Não chega a ser uma particularidade deste ou daquele país a tentação que volta e meia seduz governantes e os leva a maquiar estatísticas numa tentativa suicida de melhorar a realidade da economia. Na explosão da crise do euro, por exemplo, com a insolvência em série de países, chamou a atenção como os gregos subestimavam os gastos públicos. Em vão, porque a verdade emergiu na auditoria das contas da Grécia feita pela União Europeia/FMI.
O caso mais grave, no momento, é o do Argentina, em que o índice oficial de inflação é sabidamente manipulado para não ultrapassar os 10%, enquanto consultorias privadas calculam a taxa efetiva em níveis acima dos 20%. A insistência na maquiagem grosseira é tal que o próprio Fundo Monetário ameaça o país de sanções.
O Brasil está muito longe disso, porém não deixa de praticar a “contabilidade criativa”, para não revelar com toda a transparência a situação fiscal do país. Neste sentido, preocupa o costume, adotado a partir de 2009, no impacto da crise mundial, de transferir bilhões ao BNDES obtidos por endividamento, sem o registro dos recursos na dívida líquida pública.
Por ser considerado “empréstimo” ao banco, o dinheiro aparece apenas na dívida bruta. Mais grave é que o subsídio embutido nessas operações – o banco empresta os recursos a taxas inferiores às pagas pelo Tesouro ao obtê-los no mercado – não é explícito. Não aparece de maneira transparente no Orçamento. Teme-se, com razão, o renascimento da “conta movimento”, uma herança da ditadura, pela qual os cofres públicos abasteciam o Banco do Brasil de dinheiro do contribuinte, sem qualquer controle. O mesmo contribuinte iria tapar o buraco, depois de estabilizada a economia pelo Plano Real.

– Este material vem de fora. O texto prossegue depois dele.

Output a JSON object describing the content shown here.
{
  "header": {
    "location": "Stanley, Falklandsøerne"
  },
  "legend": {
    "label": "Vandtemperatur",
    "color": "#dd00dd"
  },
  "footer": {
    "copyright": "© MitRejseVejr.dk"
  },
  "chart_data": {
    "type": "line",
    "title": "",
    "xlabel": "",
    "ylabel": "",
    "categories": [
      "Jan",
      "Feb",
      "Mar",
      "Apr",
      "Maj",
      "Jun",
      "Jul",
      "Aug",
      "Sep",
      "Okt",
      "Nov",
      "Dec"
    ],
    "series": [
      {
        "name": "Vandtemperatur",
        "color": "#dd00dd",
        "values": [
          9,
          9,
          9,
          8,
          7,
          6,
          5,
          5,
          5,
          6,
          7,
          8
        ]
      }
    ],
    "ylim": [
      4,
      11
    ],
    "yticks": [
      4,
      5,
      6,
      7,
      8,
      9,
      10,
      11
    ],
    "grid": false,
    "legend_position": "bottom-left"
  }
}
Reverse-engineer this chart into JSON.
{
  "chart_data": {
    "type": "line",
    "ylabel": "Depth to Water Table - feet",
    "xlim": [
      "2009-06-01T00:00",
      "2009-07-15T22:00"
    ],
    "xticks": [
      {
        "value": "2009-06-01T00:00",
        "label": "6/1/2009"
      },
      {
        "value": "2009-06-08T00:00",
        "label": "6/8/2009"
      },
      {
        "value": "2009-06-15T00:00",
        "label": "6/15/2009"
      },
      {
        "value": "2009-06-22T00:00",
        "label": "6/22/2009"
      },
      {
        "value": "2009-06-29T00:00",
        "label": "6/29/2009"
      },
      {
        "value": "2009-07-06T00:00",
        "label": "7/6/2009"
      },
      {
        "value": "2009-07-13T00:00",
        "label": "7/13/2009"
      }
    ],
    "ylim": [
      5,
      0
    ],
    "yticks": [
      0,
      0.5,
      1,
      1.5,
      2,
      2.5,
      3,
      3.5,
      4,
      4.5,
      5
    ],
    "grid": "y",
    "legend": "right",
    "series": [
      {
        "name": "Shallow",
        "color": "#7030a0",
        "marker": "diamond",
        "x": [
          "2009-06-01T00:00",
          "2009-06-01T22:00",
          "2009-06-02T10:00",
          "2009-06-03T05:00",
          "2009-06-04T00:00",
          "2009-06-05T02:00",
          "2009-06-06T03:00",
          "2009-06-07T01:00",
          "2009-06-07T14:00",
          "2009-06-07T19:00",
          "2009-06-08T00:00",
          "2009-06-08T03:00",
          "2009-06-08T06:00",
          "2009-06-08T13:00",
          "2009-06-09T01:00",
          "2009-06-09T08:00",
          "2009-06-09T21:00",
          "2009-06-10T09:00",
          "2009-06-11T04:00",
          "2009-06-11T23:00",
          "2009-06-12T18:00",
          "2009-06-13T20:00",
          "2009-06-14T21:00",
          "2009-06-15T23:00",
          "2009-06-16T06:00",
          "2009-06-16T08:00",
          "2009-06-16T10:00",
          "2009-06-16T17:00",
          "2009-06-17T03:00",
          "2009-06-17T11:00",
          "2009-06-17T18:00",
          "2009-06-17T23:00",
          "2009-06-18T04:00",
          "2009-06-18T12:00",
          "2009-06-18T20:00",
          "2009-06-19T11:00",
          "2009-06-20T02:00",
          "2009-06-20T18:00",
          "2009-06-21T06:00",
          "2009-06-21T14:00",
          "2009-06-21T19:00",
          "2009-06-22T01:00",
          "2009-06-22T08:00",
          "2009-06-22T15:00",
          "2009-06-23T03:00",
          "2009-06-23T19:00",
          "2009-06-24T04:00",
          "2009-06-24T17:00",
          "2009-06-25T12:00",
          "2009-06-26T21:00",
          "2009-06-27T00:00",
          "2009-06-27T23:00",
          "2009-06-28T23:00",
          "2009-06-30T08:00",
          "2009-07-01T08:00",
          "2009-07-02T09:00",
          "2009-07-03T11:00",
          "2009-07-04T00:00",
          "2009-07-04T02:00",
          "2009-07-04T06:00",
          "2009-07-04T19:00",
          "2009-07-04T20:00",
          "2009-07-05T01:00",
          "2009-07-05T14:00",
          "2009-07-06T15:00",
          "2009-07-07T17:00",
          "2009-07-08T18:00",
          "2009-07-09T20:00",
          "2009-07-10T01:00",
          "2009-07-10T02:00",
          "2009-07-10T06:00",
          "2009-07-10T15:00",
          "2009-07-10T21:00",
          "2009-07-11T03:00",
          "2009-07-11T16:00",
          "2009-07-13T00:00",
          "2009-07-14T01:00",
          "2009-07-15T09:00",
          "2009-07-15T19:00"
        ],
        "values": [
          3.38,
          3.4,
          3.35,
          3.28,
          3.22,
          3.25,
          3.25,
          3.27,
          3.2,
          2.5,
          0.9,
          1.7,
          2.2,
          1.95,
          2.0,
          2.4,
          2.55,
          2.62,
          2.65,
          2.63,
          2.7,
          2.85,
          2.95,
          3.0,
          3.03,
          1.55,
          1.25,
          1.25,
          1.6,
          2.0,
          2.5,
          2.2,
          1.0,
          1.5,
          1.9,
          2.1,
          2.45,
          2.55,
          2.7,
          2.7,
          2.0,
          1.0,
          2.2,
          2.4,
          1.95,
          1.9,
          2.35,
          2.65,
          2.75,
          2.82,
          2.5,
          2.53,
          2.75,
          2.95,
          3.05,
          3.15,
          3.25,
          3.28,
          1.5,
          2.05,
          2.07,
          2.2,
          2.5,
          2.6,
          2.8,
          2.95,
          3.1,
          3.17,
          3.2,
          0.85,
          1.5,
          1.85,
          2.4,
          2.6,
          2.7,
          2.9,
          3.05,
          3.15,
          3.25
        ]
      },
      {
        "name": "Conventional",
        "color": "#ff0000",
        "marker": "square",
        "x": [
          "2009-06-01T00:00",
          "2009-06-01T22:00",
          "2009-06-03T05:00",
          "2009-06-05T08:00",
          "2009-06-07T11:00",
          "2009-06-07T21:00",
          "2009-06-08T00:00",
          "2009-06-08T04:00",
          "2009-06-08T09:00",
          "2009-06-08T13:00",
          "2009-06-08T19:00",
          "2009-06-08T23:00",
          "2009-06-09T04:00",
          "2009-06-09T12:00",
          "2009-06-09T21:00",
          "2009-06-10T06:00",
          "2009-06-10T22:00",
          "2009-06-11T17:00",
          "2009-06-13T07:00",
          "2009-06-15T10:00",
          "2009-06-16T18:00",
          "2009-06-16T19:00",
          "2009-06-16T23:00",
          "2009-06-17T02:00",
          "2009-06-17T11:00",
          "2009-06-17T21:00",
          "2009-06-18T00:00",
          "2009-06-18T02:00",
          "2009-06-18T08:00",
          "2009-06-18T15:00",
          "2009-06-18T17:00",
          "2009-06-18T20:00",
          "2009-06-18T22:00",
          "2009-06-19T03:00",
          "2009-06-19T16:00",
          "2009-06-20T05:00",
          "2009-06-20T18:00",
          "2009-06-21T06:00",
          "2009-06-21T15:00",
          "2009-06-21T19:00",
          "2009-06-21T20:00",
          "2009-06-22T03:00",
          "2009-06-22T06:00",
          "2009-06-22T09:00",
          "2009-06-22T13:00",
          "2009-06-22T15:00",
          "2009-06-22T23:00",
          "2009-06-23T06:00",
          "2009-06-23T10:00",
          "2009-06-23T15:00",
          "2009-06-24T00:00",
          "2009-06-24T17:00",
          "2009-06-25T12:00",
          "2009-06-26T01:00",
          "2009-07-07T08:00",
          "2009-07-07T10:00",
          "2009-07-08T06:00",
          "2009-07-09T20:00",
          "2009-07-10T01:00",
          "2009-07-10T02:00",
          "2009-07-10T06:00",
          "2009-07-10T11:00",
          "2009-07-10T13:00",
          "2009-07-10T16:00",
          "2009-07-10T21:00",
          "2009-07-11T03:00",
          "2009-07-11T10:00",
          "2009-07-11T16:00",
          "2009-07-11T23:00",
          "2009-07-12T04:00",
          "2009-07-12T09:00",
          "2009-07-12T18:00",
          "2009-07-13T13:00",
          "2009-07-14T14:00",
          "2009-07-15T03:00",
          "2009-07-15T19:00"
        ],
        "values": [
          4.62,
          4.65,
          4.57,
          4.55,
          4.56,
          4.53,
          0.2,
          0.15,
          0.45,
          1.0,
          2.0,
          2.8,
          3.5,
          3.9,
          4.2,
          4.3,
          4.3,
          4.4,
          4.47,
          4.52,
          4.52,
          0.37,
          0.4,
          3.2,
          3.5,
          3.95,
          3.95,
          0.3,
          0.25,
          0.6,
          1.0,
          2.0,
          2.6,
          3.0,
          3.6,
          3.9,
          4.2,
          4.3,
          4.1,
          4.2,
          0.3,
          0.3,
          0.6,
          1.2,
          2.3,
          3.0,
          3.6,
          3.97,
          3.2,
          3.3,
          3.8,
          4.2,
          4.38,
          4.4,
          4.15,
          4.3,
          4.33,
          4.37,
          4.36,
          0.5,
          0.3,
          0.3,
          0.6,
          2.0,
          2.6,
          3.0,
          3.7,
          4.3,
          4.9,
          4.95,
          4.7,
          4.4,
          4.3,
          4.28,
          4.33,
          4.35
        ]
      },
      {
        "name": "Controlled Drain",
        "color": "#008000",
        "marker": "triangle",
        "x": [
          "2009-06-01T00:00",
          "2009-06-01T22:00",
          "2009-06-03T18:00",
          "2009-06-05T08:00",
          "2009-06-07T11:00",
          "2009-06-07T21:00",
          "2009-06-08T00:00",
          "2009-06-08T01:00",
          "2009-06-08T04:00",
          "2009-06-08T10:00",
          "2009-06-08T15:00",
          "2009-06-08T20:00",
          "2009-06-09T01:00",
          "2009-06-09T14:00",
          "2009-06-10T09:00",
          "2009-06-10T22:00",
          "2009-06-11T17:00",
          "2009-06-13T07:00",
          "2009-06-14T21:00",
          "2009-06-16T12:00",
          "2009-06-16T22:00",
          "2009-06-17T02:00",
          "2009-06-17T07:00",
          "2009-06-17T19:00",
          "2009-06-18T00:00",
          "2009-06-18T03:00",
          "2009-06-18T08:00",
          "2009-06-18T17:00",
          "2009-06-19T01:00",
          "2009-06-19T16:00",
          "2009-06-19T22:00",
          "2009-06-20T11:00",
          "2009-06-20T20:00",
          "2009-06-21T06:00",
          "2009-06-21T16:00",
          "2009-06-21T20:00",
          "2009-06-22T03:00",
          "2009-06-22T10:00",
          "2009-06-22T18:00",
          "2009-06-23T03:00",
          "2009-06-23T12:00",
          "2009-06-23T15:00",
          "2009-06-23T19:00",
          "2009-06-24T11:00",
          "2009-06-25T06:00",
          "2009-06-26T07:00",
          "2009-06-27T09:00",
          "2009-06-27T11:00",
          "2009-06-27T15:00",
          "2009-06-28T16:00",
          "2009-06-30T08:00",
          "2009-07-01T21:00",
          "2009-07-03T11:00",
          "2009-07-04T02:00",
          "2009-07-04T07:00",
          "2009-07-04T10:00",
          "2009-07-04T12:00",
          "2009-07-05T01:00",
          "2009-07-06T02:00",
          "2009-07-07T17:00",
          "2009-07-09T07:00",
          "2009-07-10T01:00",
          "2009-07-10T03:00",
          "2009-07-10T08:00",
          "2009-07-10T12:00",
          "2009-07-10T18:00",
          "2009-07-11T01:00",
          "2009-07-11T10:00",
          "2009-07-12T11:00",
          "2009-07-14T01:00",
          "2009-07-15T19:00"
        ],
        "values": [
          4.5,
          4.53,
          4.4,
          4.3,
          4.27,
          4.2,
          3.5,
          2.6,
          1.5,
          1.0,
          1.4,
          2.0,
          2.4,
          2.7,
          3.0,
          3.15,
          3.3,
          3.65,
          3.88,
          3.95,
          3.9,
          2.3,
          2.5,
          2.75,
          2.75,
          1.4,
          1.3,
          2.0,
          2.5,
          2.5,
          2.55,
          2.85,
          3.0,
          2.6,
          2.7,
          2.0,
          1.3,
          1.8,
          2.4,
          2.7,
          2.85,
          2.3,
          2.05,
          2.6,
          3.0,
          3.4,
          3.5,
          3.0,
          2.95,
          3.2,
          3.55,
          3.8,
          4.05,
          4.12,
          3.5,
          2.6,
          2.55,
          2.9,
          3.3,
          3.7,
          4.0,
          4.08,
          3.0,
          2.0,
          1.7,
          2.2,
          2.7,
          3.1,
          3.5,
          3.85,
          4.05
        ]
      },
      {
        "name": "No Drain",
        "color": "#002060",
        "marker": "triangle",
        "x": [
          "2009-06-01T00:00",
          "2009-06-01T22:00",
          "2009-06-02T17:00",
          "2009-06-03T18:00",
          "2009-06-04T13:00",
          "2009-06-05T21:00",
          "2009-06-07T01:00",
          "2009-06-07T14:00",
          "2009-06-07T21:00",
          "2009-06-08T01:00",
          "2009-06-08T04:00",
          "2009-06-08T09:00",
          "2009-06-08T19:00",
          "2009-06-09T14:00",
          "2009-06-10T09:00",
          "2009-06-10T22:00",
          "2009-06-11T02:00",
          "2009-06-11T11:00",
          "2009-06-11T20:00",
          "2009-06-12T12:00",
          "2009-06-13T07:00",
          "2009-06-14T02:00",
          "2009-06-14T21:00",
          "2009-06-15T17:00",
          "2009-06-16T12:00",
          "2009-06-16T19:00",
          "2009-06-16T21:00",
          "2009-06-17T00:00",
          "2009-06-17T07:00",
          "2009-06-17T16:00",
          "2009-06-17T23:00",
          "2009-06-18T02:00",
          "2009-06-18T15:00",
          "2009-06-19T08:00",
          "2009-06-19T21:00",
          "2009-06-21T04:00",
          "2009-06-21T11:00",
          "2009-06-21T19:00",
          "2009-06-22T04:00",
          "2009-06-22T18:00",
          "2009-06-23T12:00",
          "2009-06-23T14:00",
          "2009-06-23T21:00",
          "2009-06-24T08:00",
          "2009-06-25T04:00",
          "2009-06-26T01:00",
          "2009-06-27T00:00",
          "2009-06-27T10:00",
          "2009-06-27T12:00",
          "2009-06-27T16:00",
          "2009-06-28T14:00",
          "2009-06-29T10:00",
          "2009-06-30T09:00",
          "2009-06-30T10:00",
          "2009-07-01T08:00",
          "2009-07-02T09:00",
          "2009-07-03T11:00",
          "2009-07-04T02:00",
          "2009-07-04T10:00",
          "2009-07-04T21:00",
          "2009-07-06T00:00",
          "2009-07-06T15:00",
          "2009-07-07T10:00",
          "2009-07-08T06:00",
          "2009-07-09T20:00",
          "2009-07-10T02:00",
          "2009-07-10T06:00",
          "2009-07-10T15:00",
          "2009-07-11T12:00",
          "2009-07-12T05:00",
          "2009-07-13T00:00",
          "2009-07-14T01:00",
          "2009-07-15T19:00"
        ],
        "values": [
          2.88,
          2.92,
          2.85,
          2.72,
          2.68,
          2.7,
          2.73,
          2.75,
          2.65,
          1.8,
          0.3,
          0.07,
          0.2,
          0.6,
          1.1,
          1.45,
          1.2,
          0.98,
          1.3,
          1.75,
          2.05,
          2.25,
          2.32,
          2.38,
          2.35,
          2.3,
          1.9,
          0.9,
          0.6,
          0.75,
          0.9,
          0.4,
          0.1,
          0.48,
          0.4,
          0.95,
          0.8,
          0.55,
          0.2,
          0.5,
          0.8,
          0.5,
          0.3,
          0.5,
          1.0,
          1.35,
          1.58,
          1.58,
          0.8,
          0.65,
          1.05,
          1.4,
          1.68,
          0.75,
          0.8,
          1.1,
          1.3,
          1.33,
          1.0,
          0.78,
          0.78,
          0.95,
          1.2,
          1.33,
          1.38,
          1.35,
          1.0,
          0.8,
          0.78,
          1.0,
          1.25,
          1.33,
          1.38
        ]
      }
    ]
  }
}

Por este “orçamento paralelo”, o BNDES já recebeu mais de R$ 300 bilhões. Pela mesma via, o Banco do Brasil e a Caixa acabam de ser oxigenados em R$ 21 bilhões, para manter abertos os guichês de financiamento ao consumo, créditos em que a inadimplência está em alta. A criatividade talvez seja usada para ajudar o governo a cumprir a meta do superávit primário de 3,1% do PIB. Em 12 meses, o superávit está em 2,46%. É possível que, para atingir o centro do alvo, o governo venha a deduzir investimentos dos gastos, recurso que precisa ser usado com critério. Não pode ser banalizado, para não reduzir a confiabilidade das contas públicas. O mesmo vale para o artifício da antecipação do pagamento de dividendos de estatais – um tipo de receita conjuntural, portanto incapaz de dar sustentação de médio e longo prazos ao superávit, necessário para saldar a conta de juros da dívida interna e evitar que ela vire uma bola de neve.
Seria melhor o governo assumir a redução do superávit primário, numa conjuntura difícil, e assim preservar a qualidade das estatísticas oficiais. Até porque não há maquiagem que encubra para sempre a realidade.